I was the problem, of course, and I don’t think money ever fixed all those holes they put in me. It didn’t stuff the absence I felt by not having a loving family.
I know I’m about to fall into a pit of self-loathing, so I get on my trainers and head out the door. I run forever, all the way along the Embarcadero to the Presidio and then back. Lombard Street nearly murders my thighs and my knees cry in pain on the way down, but I run until I no longer feel like I’m drowning.
Then I shower, get dressed and call a cab. I’m heading to The Burgundy Lion and when I come back home, I intend to not be sober.
***
“What are you doing here?” James asks as I sit at the bar.
I shrug and take off my jacket. “I’m a free man now, I can go where I want.”
“So she’s really gone, huh?” he asks as he automatically pours me a pint. He nods at it. “It’s the Longboard, best part of the keg.”
I gratefully take the beer and raise it at him. “Thank you for that.” I finish half of the glass and let out a long exhale. “Yeah. She’s really gone.”
He wipes down the counter, even though he doesn’t need to. I think he does it so he looks like he’s working, even though he’s just shooting the shit with me, even though it’s his fucking bar and he can do whatever the fuck he wants.
“I thought maybe you would have gone out there to help her unload and stuff. I mean, you’ve been pretty saintly about all of this so far.”
I raise my brow. “Have I? I thought I’ve been an outright dick.”
James shrugs. “She would have known that about you to begin with. And no, you haven’t been. Maybe it would have been better if you waited a bit before you dumped her but I guess I understand. When it’s over, it’s over.”
“Yeah. And I’ve never been very good at pretending.”
“No,” he says, holding my gaze for a mom
ent, “you haven’t.”
I wonder what that’s all about but I don’t say anything. I finish the rest of the drink and then ask, “Where is Penny?”
His body seems to stiffen at the question and he looks away. “I’m not sure. Having a girl’s night.”

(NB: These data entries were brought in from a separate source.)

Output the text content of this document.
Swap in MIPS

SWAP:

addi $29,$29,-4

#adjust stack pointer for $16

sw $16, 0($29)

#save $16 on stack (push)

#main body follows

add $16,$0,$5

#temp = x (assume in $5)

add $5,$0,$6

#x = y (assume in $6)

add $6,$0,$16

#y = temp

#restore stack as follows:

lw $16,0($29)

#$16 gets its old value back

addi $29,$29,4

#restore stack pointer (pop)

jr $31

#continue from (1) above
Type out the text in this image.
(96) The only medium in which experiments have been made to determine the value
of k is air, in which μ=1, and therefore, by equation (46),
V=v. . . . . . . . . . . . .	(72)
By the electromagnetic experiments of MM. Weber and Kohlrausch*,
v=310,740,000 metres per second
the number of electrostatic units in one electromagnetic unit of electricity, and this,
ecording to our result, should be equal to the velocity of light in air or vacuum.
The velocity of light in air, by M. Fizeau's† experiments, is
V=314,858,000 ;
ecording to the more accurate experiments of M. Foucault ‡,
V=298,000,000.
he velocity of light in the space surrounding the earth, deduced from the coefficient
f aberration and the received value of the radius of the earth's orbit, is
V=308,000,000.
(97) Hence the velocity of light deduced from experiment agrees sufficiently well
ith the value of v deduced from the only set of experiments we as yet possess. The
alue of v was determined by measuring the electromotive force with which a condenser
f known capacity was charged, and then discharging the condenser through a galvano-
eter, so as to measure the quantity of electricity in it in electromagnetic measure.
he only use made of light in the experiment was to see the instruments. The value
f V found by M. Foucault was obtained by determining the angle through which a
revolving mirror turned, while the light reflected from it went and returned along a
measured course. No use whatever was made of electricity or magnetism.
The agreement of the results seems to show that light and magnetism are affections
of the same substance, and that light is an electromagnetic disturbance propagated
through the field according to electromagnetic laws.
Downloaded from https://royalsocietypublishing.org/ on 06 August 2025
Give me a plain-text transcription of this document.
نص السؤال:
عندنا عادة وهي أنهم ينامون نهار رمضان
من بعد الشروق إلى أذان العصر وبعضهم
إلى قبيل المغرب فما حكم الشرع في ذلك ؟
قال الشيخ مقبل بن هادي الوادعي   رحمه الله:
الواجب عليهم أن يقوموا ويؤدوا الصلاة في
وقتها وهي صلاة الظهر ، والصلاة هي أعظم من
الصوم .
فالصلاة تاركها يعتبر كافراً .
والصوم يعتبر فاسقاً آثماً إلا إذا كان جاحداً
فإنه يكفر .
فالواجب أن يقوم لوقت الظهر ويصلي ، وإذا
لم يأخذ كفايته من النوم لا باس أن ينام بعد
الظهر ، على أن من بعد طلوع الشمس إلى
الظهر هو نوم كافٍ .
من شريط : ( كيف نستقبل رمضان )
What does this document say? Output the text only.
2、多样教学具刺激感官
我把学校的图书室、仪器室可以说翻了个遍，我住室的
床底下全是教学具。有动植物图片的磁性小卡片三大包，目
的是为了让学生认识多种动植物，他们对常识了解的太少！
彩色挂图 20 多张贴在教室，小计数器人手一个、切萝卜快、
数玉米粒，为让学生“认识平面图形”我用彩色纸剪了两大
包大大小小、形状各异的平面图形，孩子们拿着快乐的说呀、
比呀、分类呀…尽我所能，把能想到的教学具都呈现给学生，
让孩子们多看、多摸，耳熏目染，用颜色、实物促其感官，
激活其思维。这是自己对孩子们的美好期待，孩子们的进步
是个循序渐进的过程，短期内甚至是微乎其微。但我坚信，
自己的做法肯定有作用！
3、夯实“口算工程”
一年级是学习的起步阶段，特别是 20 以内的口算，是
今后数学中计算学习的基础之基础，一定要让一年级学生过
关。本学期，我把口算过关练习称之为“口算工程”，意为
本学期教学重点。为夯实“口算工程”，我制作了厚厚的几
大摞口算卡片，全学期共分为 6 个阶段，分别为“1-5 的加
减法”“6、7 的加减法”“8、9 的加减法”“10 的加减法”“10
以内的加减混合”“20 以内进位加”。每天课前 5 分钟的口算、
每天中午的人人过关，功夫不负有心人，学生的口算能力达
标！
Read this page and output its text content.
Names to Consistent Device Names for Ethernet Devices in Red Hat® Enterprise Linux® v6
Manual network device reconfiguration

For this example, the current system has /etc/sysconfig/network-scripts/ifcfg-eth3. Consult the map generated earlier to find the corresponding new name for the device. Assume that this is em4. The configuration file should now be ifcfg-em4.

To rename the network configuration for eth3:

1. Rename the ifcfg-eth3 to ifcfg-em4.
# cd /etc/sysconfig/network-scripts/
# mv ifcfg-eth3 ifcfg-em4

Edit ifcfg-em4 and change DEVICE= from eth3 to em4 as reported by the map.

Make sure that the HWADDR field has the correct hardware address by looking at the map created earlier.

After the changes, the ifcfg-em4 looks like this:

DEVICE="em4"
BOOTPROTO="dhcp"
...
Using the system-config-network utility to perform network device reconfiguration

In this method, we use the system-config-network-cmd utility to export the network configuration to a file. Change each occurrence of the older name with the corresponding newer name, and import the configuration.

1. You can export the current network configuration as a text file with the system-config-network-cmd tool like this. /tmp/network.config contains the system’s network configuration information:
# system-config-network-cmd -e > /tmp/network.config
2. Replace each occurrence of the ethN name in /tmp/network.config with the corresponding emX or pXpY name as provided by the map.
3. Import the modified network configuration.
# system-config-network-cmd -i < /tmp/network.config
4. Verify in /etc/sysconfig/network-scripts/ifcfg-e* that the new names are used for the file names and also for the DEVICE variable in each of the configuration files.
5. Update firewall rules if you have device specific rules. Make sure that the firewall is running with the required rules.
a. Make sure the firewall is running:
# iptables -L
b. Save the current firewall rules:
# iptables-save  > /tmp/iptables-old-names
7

I nod, not sure if I should ask him if everything is okay. Instead, I cautiously ask, “Where is Steph?”
“Here,” he says.
“What?” I sit up a little straighter. “In the bar?”
He nods, narrowing his eyes a bit and then gestures to the other side of the bar. I lean over until I have a clear line of sight. She’s at one of the booths in the corner, sitting with Nicola and Kayla.
Oh boy. I know Kayla doesn’t like me and I’m pretty sure Nicola’s not my biggest fan either. Throw in the fact that Stephanie seems to absolutely hate my guts at the moment, and that’s a table I should stay far, far away from.
But I can’t. Maybe because I’m an idiot or a sucker for punishment but I ask James for another beer and get off the stool.
“What’s going on?” he asks me as he slides the pint into my hands. “Are you and Stephanie in a fight?”
I eye him sharply. “What makes you say that?”
“Well, when I mentioned your name to her earlier, she looked like she was going to stab someone with a fork and when I mentioned her name just now, you looked like you were about to be stabbed with a fork. Did something…happen?”
“No,” I say quickly. “What did you say to her earlier? About me?”
“I said to her, ‘Talk to Linden lately?’ and she visibly shivered like someone walked over her grave.”
“I’m not having the best luck with the ladies,” I say jokingly.
James doesn’t smile. “Steph isn’t just one of your ladies, Linden. She’s your friend.”
God, when did he get to be such a killjoy? I didn’t need everyone in the world mad at me.